Networking: DNS, NFS, and interface speed

What is recursive DNS?

A recursive DNS resolver does the full lookup on a client's behalf. When you ask it for a name, it chases the chain itself, querying a root server, then the appropriate top-level-domain server, then the domain's authoritative name server, and finally returns the complete answer to you. It then caches the result for the record's TTL so repeat queries are instant.

Contrast this with an iterative query, where each server simply returns a referral ("ask this other server") and the client follows each step itself. In short: a recursive resolver does the work and hands back the final IP; iterative resolution makes the client do the legwork hop by hop.

What is multicast?

Multicast delivers a single stream of packets to a group of interested receivers at once, instead of sending a separate copy to each (unicast) or to everyone on the segment (broadcast). Receivers join a multicast group using IGMP on IPv4. The reserved range is 224.0.0.0 to 239.255.255.255 (the old class D space). It is the efficient way to do video streaming, market-data feeds, and service discovery, because the network replicates the stream only where it branches.

Why is TCP advantageous for NFS?

NFS can run over UDP or TCP, but TCP is the modern default and the recommended transport, especially for NFSv4 which requires it. The advantages:

  • Reliability: TCP guarantees ordered, retransmitted delivery, so dropped packets are recovered transparently instead of surfacing as I/O errors.
  • Better behavior on busy or WAN links: TCP's flow control and congestion control adapt to load, where UDP can flood a congested network and cause stalls.
  • Large transfers: TCP handles big read/write window sizes far more gracefully than UDP fragmentation.
  • Stateful recovery: a TCP connection lets client and server detect and recover from interruptions cleanly.

This is also why a wedged NFS-over-TCP mount can leave processes stuck in the D state we discussed earlier, they are blocked waiting on I/O that never returns.

How do you check the link speed of a network interface?

Use ethtool, the standard tool for inspecting and tuning NIC settings:

  1. Run ethtool eth0 and read the Speed and Duplex lines (for example Speed: 1000Mb/s, Duplex: Full).
  2. The Link detected: yes line confirms the cable and link are up.
  3. For a quick value you can also read the sysfs file: cat /sys/class/net/eth0/speed (the number is in Mb/s).

A classic gotcha to mention: a duplex mismatch (one side full, the other half) causes terrible throughput with no obvious error, so always confirm both speed and duplex.

Package and module management on RHEL

What does rpm -Uvh <package> do?

The rpm -Uvh command upgrades a package, and installs it fresh if it is not already present. Decoding the flags:

  • -U = upgrade: install the new version and remove the older one. (Compare with -i install, which fails if any version exists, and -F freshen, which upgrades only if an older version is already installed.)
  • -v = verbose output.
  • -h = print hash marks (#) as a progress bar.

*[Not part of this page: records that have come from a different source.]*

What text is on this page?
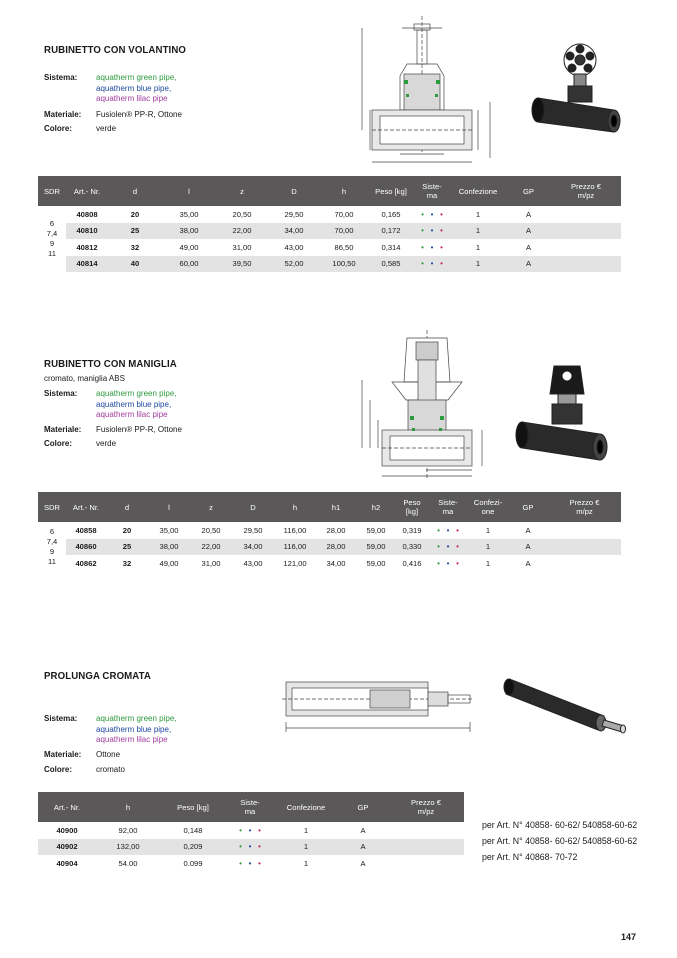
RUBINETTO CON VOLANTINO
Sistema: aquatherm green pipe,
aquatherm blue pipe,
aquatherm lilac pipe
Materiale: Fusiolen® PP-R, Ottone
Colore:	verde
SDR	Art.- Nr.	d	l	z	D	h	Peso [kg]	Siste-
ma	Confezione	GP	Prezzo €
m/pz

6
7,4
9
11	40808	20	35,00	20,50	29,50	70,00	0,165	• • •	1	A	
	40810	25	38,00	22,00	34,00	70,00	0,172	• • •	1	A	
	40812	32	49,00	31,00	43,00	86,50	0,314	• • •	1	A	
	40814	40	60,00	39,50	52,00	100,50	0,585	• • •	1	A	
RUBINETTO CON MANIGLIA
cromato, maniglia ABS
Sistema: aquatherm green pipe,
aquatherm blue pipe,
aquatherm lilac pipe
Materiale: Fusiolen® PP-R, Ottone
Colore:	verde
SDR	Art.- Nr.	d	l	z	D	h	h1	h2	Peso
[kg]	Siste-
ma	Confezi-
one	GP	Prezzo €
m/pz

6
7,4
9
11	40858	20	35,00	20,50	29,50	116,00	28,00	59,00	0,319	• • •	1	A	
	40860	25	38,00	22,00	34,00	116,00	28,00	59,00	0,330	• • •	1	A	
	40862	32	49,00	31,00	43,00	121,00	34,00	59,00	0,416	• • •	1	A	
PROLUNGA CROMATA
Sistema: aquatherm green pipe,
aquatherm blue pipe,
aquatherm lilac pipe
Materiale: Ottone
Colore:	cromato
Art.- Nr.	h	Peso [kg]	Siste-
ma	Confezione	GP	Prezzo €
m/pz
40900	92,00	0,148	• • •	1	A	
40902	132,00	0,209	• • •	1	A	
40904	54.00	0.099	• • •	1	A	
per Art. N° 40858- 60-62/ 540858-60-62
per Art. N° 40858- 60-62/ 540858-60-62
per Art. N° 40868- 70-72
147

Important caveat for interviews: rpm itself does not resolve dependencies, it only reports them and fails. In real operations you use yum or dnf (or microdnf on minimal images), which pull in dependencies automatically from configured repositories. Reach for raw rpm mainly to query (rpm -qa, rpm -qf /path) or to install a single local file when you know the deps are satisfied.

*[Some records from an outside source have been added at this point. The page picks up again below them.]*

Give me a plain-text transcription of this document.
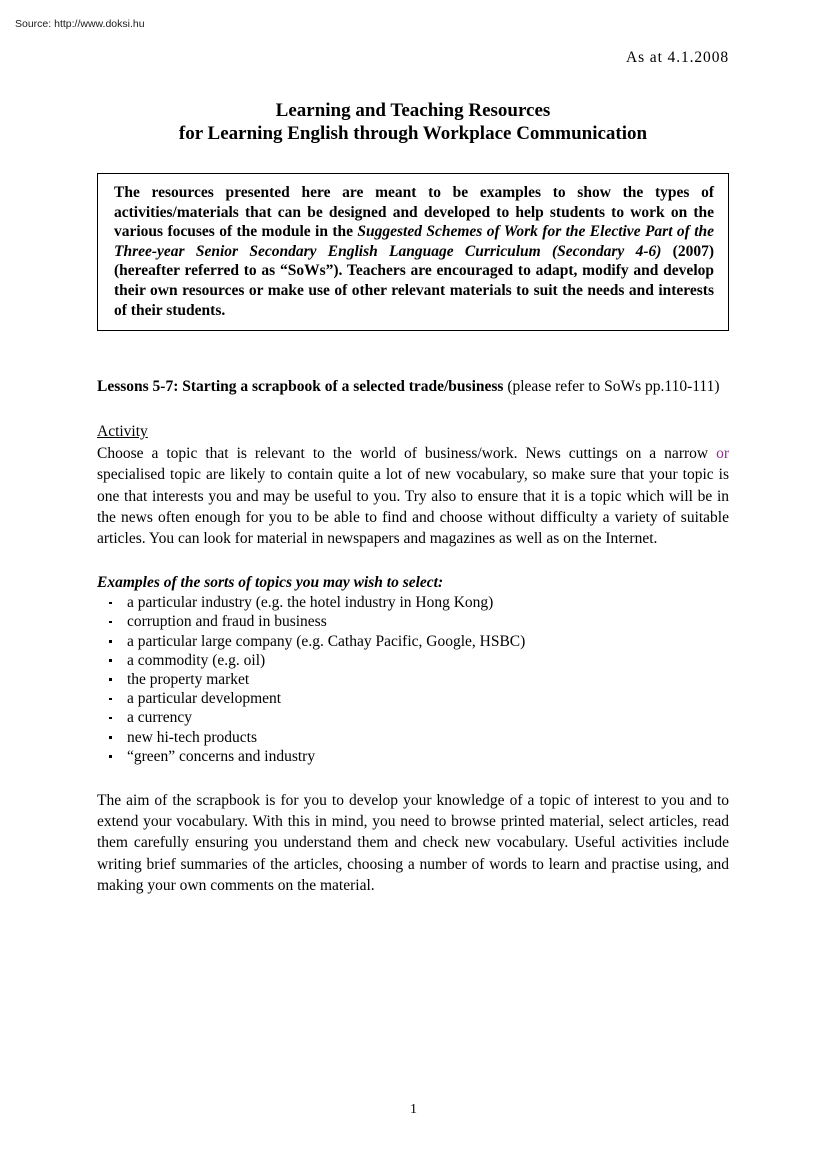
Source: http://www.doksi.hu
As at 4.1.2008
Learning and Teaching Resources
for Learning English through Workplace Communication
The resources presented here are meant to be examples to show the types of activities/materials that can be designed and developed to help students to work on the various focuses of the module in the Suggested Schemes of Work for the Elective Part of the Three-year Senior Secondary English Language Curriculum (Secondary 4-6) (2007) (hereafter referred to as “SoWs”). Teachers are encouraged to adapt, modify and develop their own resources or make use of other relevant materials to suit the needs and interests of their students.
Lessons 5-7: Starting a scrapbook of a selected trade/business (please refer to SoWs pp.110-111)
Activity

Choose a topic that is relevant to the world of business/work. News cuttings on a narrow or specialised topic are likely to contain quite a lot of new vocabulary, so make sure that your topic is one that interests you and may be useful to you. Try also to ensure that it is a topic which will be in the news often enough for you to be able to find and choose without difficulty a variety of suitable articles. You can look for material in newspapers and magazines as well as on the Internet.

Examples of the sorts of topics you may wish to select:
a particular industry (e.g. the hotel industry in Hong Kong)
corruption and fraud in business
a particular large company (e.g. Cathay Pacific, Google, HSBC)
a commodity (e.g. oil)
the property market
a particular development
a currency
new hi-tech products
“green” concerns and industry

The aim of the scrapbook is for you to develop your knowledge of a topic of interest to you and to extend your vocabulary. With this in mind, you need to browse printed material, select articles, read them carefully ensuring you understand them and check new vocabulary. Useful activities include writing brief summaries of the articles, choosing a number of words to learn and practise using, and making your own comments on the material.

1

Which file resolves modprobe dependencies when a module is loaded?

/lib/modules/$(uname -r)/modules.dep holds the module dependency map that modprobe consults so it can load any prerequisite modules first. You do not edit it by hand, it is generated by the depmod command, which scans the installed modules and writes modules.dep (and its binary index modules.dep.bin). Run depmod -a after adding a new kernel module so modprobe can find and order it correctly. User-tunable options and aliases live separately under /etc/modprobe.d/*.conf.

Key Takeaways

  • systemd replaces SysV init in RHEL 7 as PID 1, using parallel dependency-aware units and targets instead of sequential runlevel scripts.
  • Permission 2764 = -rwxrwSr-- (setgid set, but group lacks execute); setgid on a directory makes new files inherit the directory's group.
  • RAID 5 uses single distributed parity (survives one disk loss); RAID 6 uses double parity (survives two), with a write penalty either way.
  • A snapshot is a space-efficient copy-on-write reference that depends on the source; a clone is a full, independent, writable copy.
  • The D process state is uninterruptible sleep on I/O, often caused by failing disks or a dead NFS-over-TCP mount, and cannot be killed with a normal signal.

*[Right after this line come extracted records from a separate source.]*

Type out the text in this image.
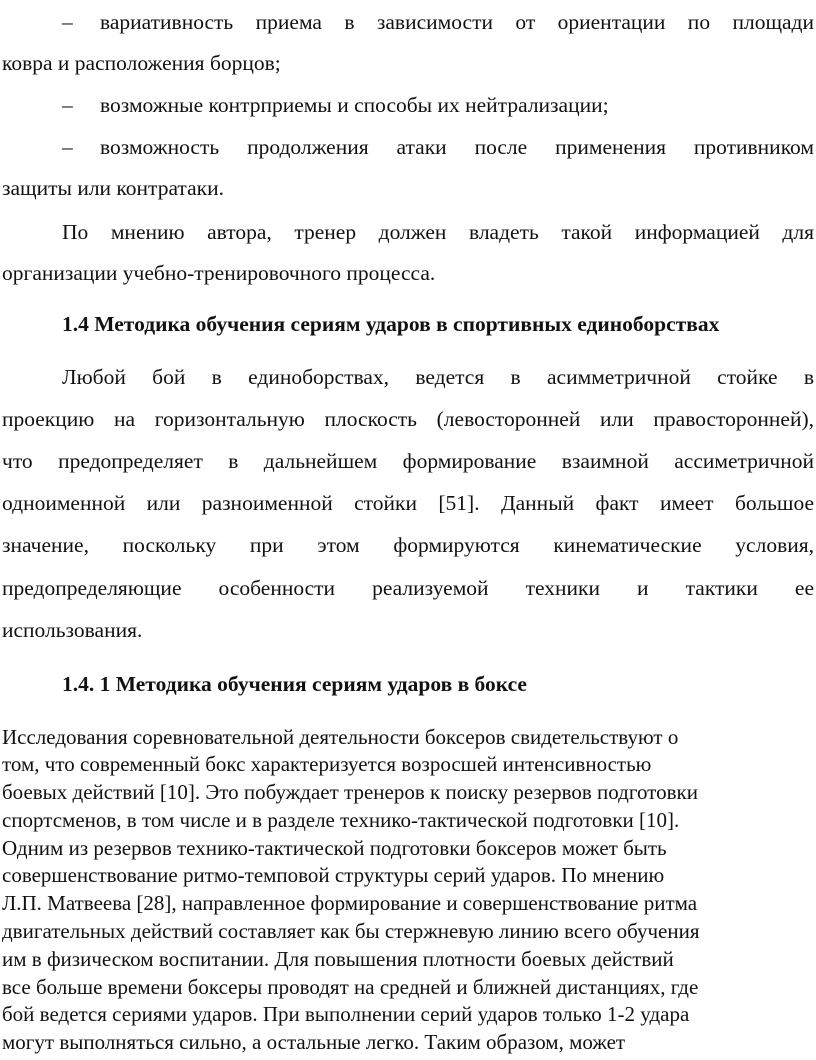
– вариативность приема в зависимости от ориентации по площади
ковра и расположения борцов;
– возможные контрприемы и способы их нейтрализации;
– возможность продолжения атаки после применения противником
защиты или контратаки.
По мнению автора, тренер должен владеть такой информацией для
организации учебно-тренировочного процесса.
1.4 Методика обучения сериям ударов в спортивных единоборствах
Любой бой в единоборствах, ведется в асимметричной стойке в
проекцию на горизонтальную плоскость (левосторонней или правосторонней),
что предопределяет в дальнейшем формирование взаимной ассиметричной
одноименной или разноименной стойки [51]. Данный факт имеет большое
значение, поскольку при этом формируются кинематические условия,
предопределяющие особенности реализуемой техники и тактики ее
использования.
1.4. 1 Методика обучения сериям ударов в боксе
Исследования соревновательной деятельности боксеров свидетельствуют о
том, что современный бокс характеризуется возросшей интенсивностью
боевых действий [10]. Это побуждает тренеров к поиску резервов подготовки
спортсменов, в том числе и в разделе технико-тактической подготовки [10].
Одним из резервов технико-тактической подготовки боксеров может быть
совершенствование ритмо-темповой структуры серий ударов. По мнению
Л.П. Матвеева [28], направленное формирование и совершенствование ритма
двигательных действий составляет как бы стержневую линию всего обучения
им в физическом воспитании. Для повышения плотности боевых действий
все больше времени боксеры проводят на средней и ближней дистанциях, где
бой ведется сериями ударов. При выполнении серий ударов только 1-2 удара
могут выполняться сильно, а остальные легко. Таким образом, может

Frequently Asked Questions

What is the difference between systemd and init?

Classic SysV init ran shell scripts sequentially based on numbered runlevels, which was slow and order-dependent. systemd starts services in parallel using dependency-aware units and targets, manages logging through the journal, and supervises services so they can be restarted automatically. It runs as PID 1, and /sbin/init is a symlink to it for compatibility.

How do I find why a process is stuck in D state?

Inspect what it is blocked on with cat /proc/<pid>/stack or cat /proc/<pid>/wchan, and check dmesg and journalctl -k for disk or NFS errors. Because D state means uninterruptible I/O wait, the fix is at the storage or network layer, recovering the dead NFS mount or replacing the failing disk, not killing the process.

Is RAID 5 or RAID 6 better for large drives?

RAID 6 is generally safer for large modern drives. RAID 5 survives only one disk failure, and on multi-terabyte drives the long rebuild window creates a real risk of a second drive failing before the array recovers. RAID 6 tolerates two simultaneous failures, trading one extra disk of capacity for that protection.

Why use TCP instead of UDP for NFS?

TCP gives NFS reliable, ordered delivery with built-in retransmission and congestion control, so it behaves well on busy or wide-area networks and handles large transfers cleanly. NFSv4 requires TCP, and it is the default in modern RHEL because UDP can lose packets and flood congested links, surfacing as I/O errors.